Von Björn Stüben | 31.01.2007
    "Die bildenden Künste, die Bücher, das Kino, das Theater, die Musik, die Produkte des Industriedesigns und bald auch die Fotografie werden zum ersten Mal auf der Welt an einem einzigen Ort vereint sein wie die Zellen eines gigantischen Gehirns. Die Transparenz der gläsernen Wände will die Neugierde auf die Ergebnisse der künstlerischen Schaffenskraft entfachen, die im Innern dieses Gebäudes ihren Ausdruck finden."

    Wortgewaltig eröffnet Valéry Giscard d'Estaing am Abend des 31. Januar 1977 das Kulturzentrum im Herzen von Paris. Es trägt den Namen seines knapp drei Jahre zuvor verstorbenen Vorgängers im Amt des Staatspräsidenten, Georges Pompidou. Kein Bau in der jüngeren französischen Geschichte hat für mehr Polemiken gesorgt als das gänzlich aus Stahl und Glas von Richard Rogers und Renzo Piano entworfene Centre Pompidou, das viele Pariser damals als Provokation empfanden.

    "Ich bin geschockt von diesem Haufen Alteisen. Schornsteine wie auf einem Ozeandampfer kleben auf der Rückseite, und vorne glaubt man, dass sich eine riesige Raupe die Fassade hochschiebt."

    Dass diese gewagte Architektur nicht jedem gefallen könnte, hatte schon Georges Pompidou geahnt. wie sich seine Frau Claude am Eröffnungstag erinnerte.

    "Nicht mein Mann hat diesen Entwurf ausgewählt, sondern eine internationale Jury. Ihm gefiel das Modell sehr gut, aber er sagte, 'das wird Aufschreie geben‘. Und tatsächlich ist dieser Bau eine absolute Neuheit. So etwas hat man noch nicht gesehen."

    Was viele Zeitgenossen als Fremdkörper im historischen Altstadtgefüge von Paris empfanden, war jedoch für Gilbert Paris, den ersten PR-Direktor des Centre Pompidou, ein Segen für die Innenstadtlandschaft.

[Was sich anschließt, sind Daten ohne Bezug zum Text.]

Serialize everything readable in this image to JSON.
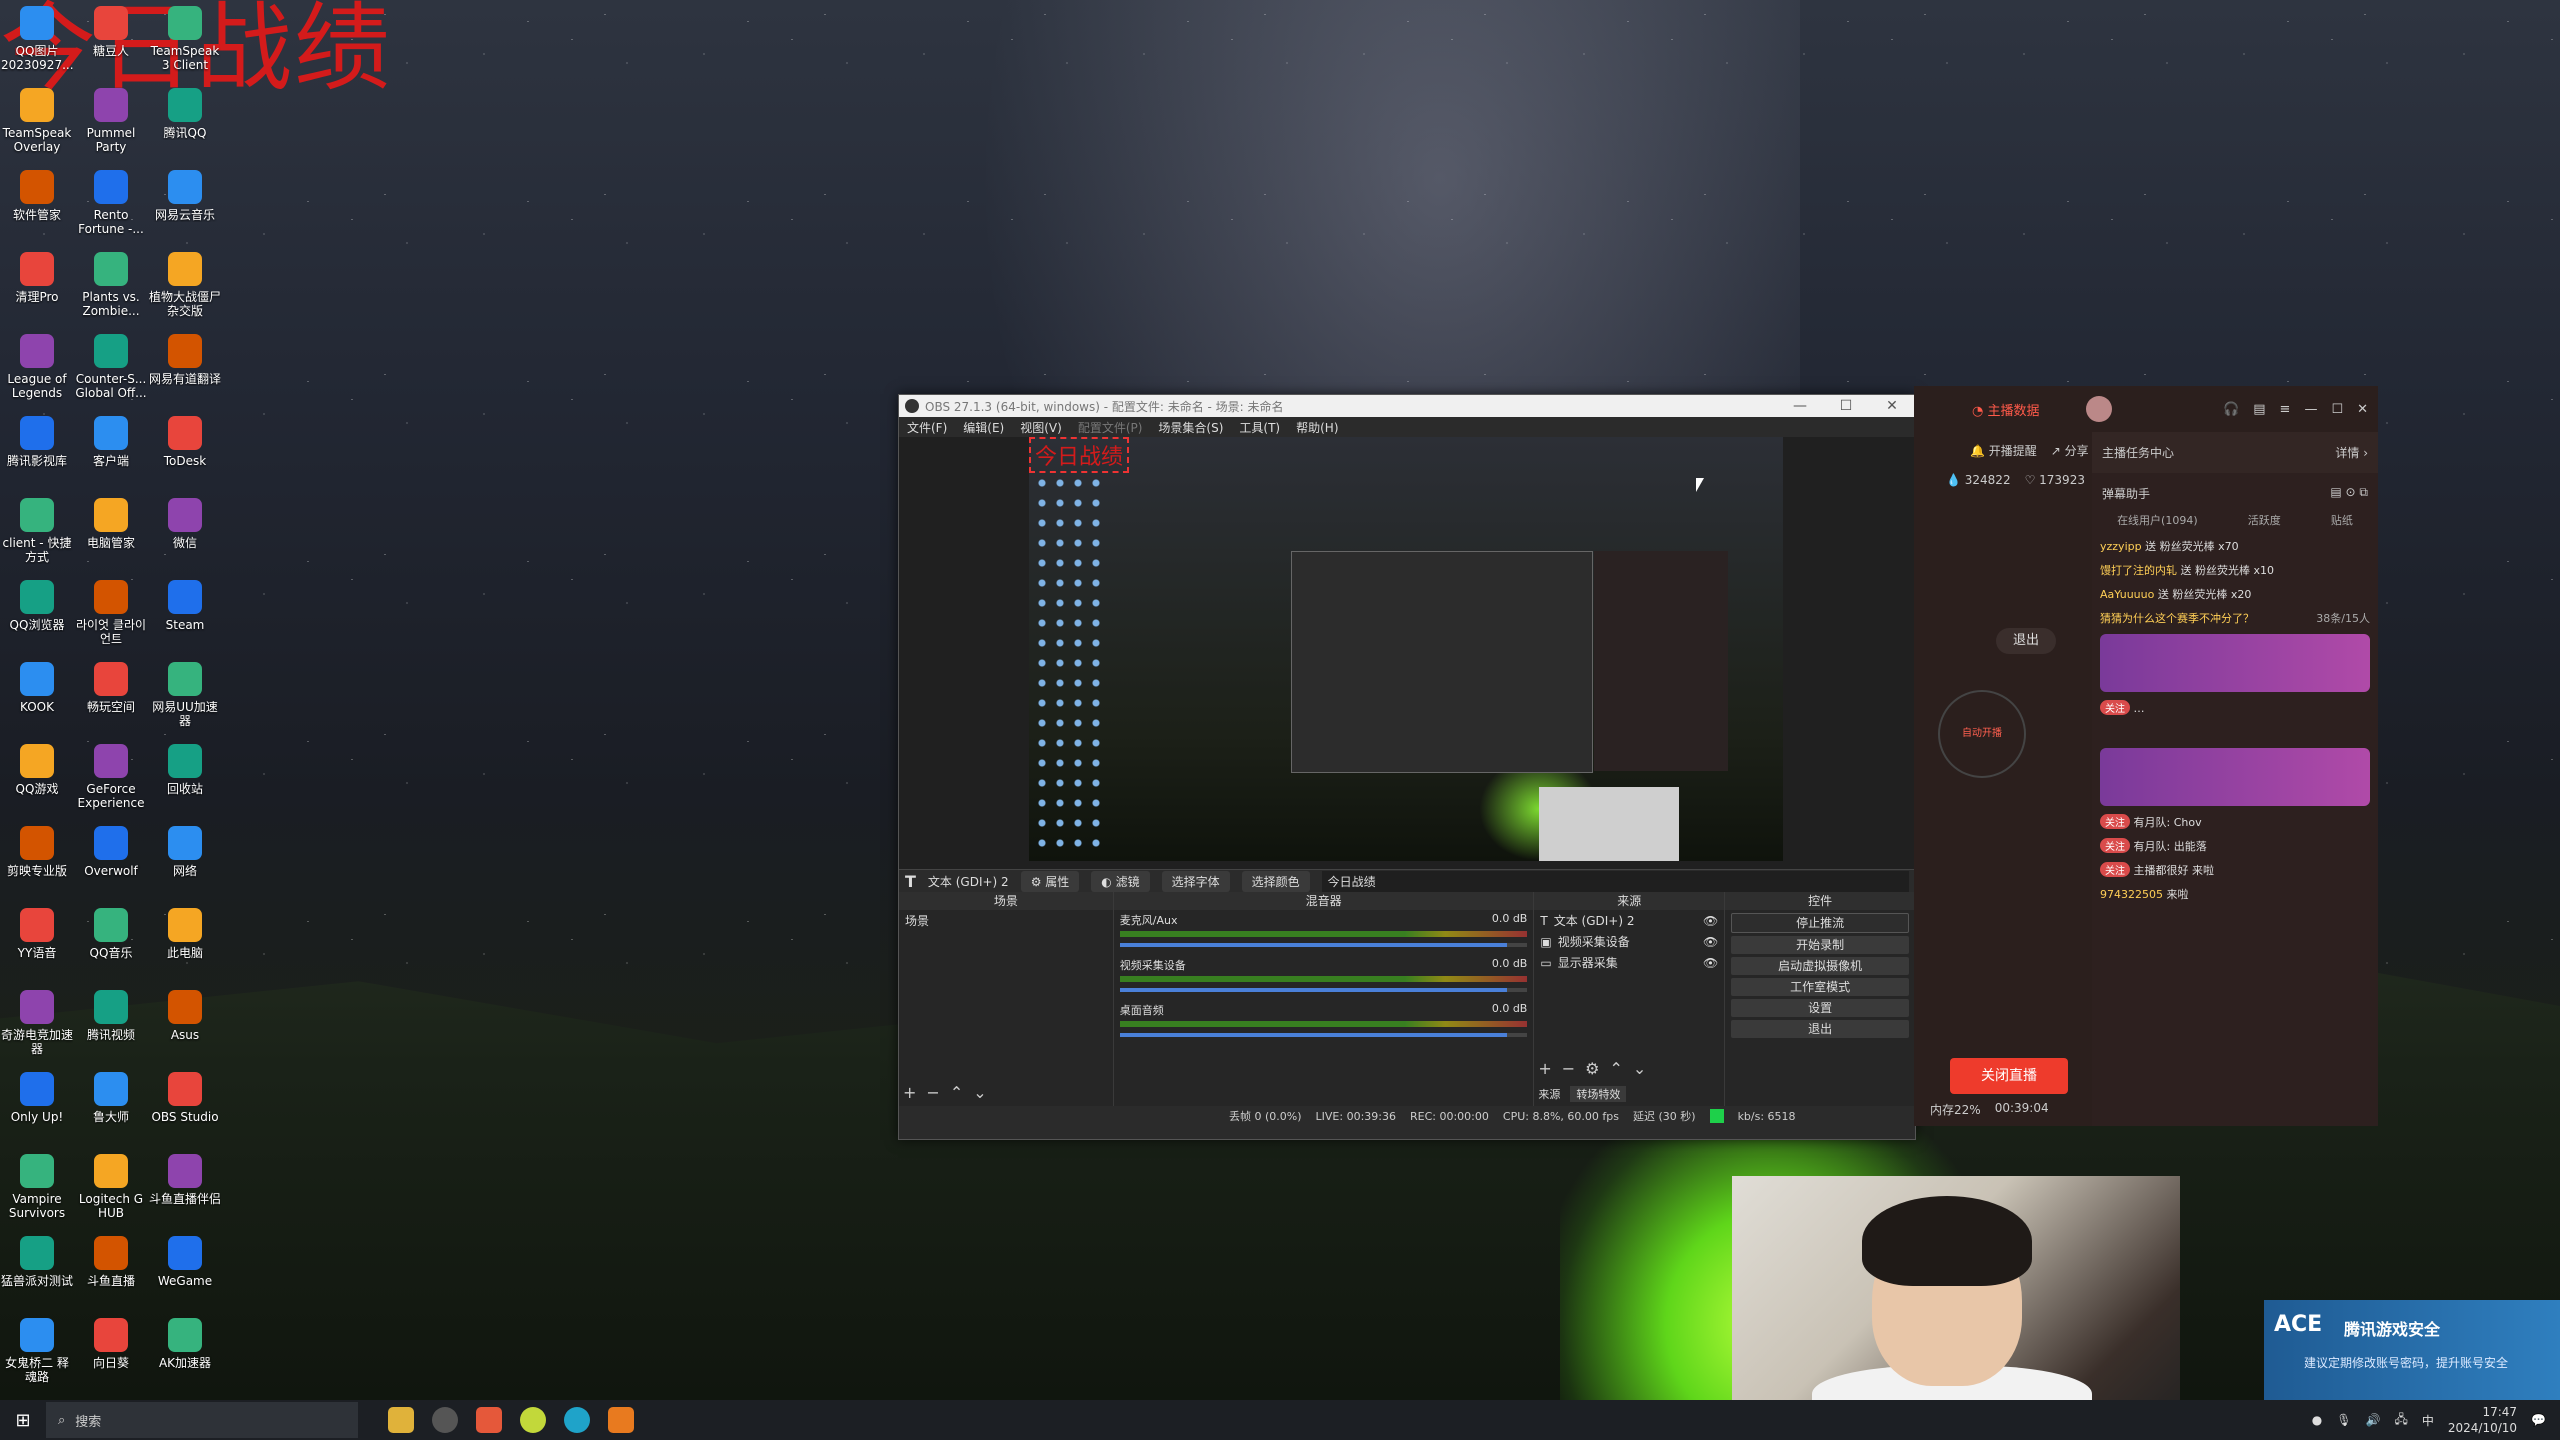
{
  "overlay_title": "今日战绩",
  "desktop_icons": [
    "QQ图片20230927...",
    "糖豆人",
    "TeamSpeak 3 Client",
    "TeamSpeak Overlay",
    "Pummel Party",
    "腾讯QQ",
    "软件管家",
    "Rento Fortune -...",
    "网易云音乐",
    "清理Pro",
    "Plants vs. Zombie...",
    "植物大战僵尸杂交版",
    "League of Legends",
    "Counter-S... Global Off...",
    "网易有道翻译",
    "腾讯影视库",
    "客户端",
    "ToDesk",
    "client - 快捷方式",
    "电脑管家",
    "微信",
    "QQ浏览器",
    "라이엇 클라이언트",
    "Steam",
    "KOOK",
    "畅玩空间",
    "网易UU加速器",
    "QQ游戏",
    "GeForce Experience",
    "回收站",
    "剪映专业版",
    "Overwolf",
    "网络",
    "YY语音",
    "QQ音乐",
    "此电脑",
    "奇游电竞加速器",
    "腾讯视频",
    "Asus",
    "Only Up!",
    "鲁大师",
    "OBS Studio",
    "Vampire Survivors",
    "Logitech G HUB",
    "斗鱼直播伴侣",
    "猛兽派对测试",
    "斗鱼直播",
    "WeGame",
    "女鬼桥二 释魂路",
    "向日葵",
    "AK加速器"
  ],
  "obs": {
    "title": "OBS 27.1.3 (64-bit, windows) - 配置文件: 未命名 - 场景: 未命名",
    "menu": [
      "文件(F)",
      "编辑(E)",
      "视图(V)",
      "配置文件(P)",
      "场景集合(S)",
      "工具(T)",
      "帮助(H)"
    ],
    "source_bar": {
      "source_name": "文本 (GDI+) 2",
      "properties": "属性",
      "filters": "滤镜",
      "select_font": "选择字体",
      "select_color": "选择颜色",
      "text_value": "今日战绩"
    },
    "docks": {
      "scenes_header": "场景",
      "scene_item": "场景",
      "mixer_header": "混音器",
      "channels": [
        {
          "name": "麦克风/Aux",
          "db": "0.0 dB",
          "level": 0.95
        },
        {
          "name": "视频采集设备",
          "db": "0.0 dB",
          "level": 0.95
        },
        {
          "name": "桌面音频",
          "db": "0.0 dB",
          "level": 0.95
        }
      ],
      "sources_header": "来源",
      "sources": [
        "文本 (GDI+) 2",
        "视频采集设备",
        "显示器采集"
      ],
      "source_tabs": [
        "来源",
        "转场特效"
      ],
      "controls_header": "控件",
      "controls": [
        "停止推流",
        "开始录制",
        "启动虚拟摄像机",
        "工作室模式",
        "设置",
        "退出"
      ]
    },
    "status": {
      "dropped": "丢帧 0 (0.0%)",
      "live": "LIVE: 00:39:36",
      "rec": "REC: 00:00:00",
      "cpu": "CPU: 8.8%, 60.00 fps",
      "delay": "延迟 (30 秒)",
      "bitrate": "kb/s: 6518"
    }
  },
  "live_panel": {
    "data_tag": "主播数据",
    "notify": "开播提醒",
    "share": "分享",
    "fans": "324822",
    "likes": "173923",
    "task_center": "主播任务中心",
    "details": "详情",
    "danmu_helper": "弹幕助手",
    "online_users": "在线用户(1094)",
    "active": "活跃度",
    "stickers": "贴纸",
    "exit": "退出",
    "auto_start": "自动开播",
    "close_live": "关闭直播",
    "memory": "内存22%",
    "duration": "00:39:04",
    "count_tag": "38条/15人",
    "chats": [
      {
        "user": "yzzyipp",
        "text": "送 粉丝荧光棒",
        "count": "x70"
      },
      {
        "user": "馒打了注的内轧",
        "text": "送 粉丝荧光棒",
        "count": "x10"
      },
      {
        "user": "AaYuuuuo",
        "text": "送 粉丝荧光棒",
        "count": "x20"
      },
      {
        "user": "",
        "text": "猜猜为什么这个赛季不冲分了？",
        "count": ""
      },
      {
        "user": "",
        "text": "有月队: Chov",
        "count": ""
      },
      {
        "user": "",
        "text": "有月队: 出能落",
        "count": ""
      },
      {
        "user": "",
        "text": "主播都很好 来啦",
        "count": ""
      },
      {
        "user": "974322505",
        "text": "来啦",
        "count": ""
      }
    ]
  },
  "toast": {
    "brand": "ACE",
    "title": "腾讯游戏安全",
    "message": "建议定期修改账号密码，提升账号安全"
  },
  "taskbar": {
    "search_placeholder": "搜索",
    "time": "17:47",
    "date": "2024/10/10",
    "ime": "中"
  }
}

    "Dieses Stadtviertel war total verfallen. Wo jetzt das Centre Pompidou entsteht, sind die Häuser bereits 1936 abgerissen worden, weil man hier damals in der Nähe der alten Markthallen die Ausbreitung von Seuchen befürchtete. Wir haben somit nichts Historisches zerstört, sondern wir tragen im Gegenteil dazu bei, dass sich Paris erneuert. Außerdem sollte man bedenken, dass es immerhin eine internationale Jury mit Stararchitekten wie Johnson oder Niemeyer war, die das Projekt aus 681 Entwürfen ausgewählt hat."

    Das Publikum hat die Herausforderung angenommen. Die öffentliche Bibliothek des Centre wirkt als Besuchermagnet. Die neben dem New Yorker Museum of modern art weltweit größte Sammlung moderner Kunst des 20. Jahrhunderts zieht in den extravaganten Bau des Centre Pompidou ein und macht mit interdisziplinären Ausstellungen von sich reden wie etwa 1978 mit der Schau "Paris-Berlin", die erstmals alle Facetten des Kulturschaffens in den beiden Staaten umfangreich ausleuchtete. 30 Jahre nach seiner Eröffnung platzt heute der Bau förmlich aus allen Nähten. Der Grundstein für einen ebenfalls architektonisch spektakulären Ableger des Centre Pompidou wurde daher gerade im ostfranzösischen Metz gelegt.

    Pompidous Idee von der Kulturfabrik war somit von Anfang an Erfolg beschert, der aber nicht spurlos am Bau des Centre Pompidou vorüberging. 1996 ist es Renzo Piano, der sein architektonisches Frühwerk auf Staatskosten selbst sanieren darf.

    "Das Gebäude ist jetzt 20 Jahre alt und musste 150 Millionen Besucher verkraften. Wir hätten sicher keinen Teppichboden im Innern verlegt, wenn klar gewesen wäre, dass man nicht nur mit 5000, sondern mit 25.000 Besuchern pro Tag rechnen musste. Ich finde es erfreulich, dass das Centre Pompidou diesem Andrang so gut stand gehalten hat."

    Rückblickend reiht der ehemalige Präsident des Centre Pompidou und spätere Kulturminister Jean-Jacques Aillagon dieses Flaggschiff der französischen Kulturpolitik in die Architekturgeschichte ein.

    "Dieses Gebäude wird weltweit als eine der wichtigsten Architekturen des 20. Jahrhunderts betrachtet. Dass es heute möglich ist, eine spektakuläre Konstruktion wie Frank Gehrys Guggenheim-Museum in Bilbao zu errichten, hängt auch damit zusammen, dass 1977 in Paris das Centre Pompidou gebaut wurde."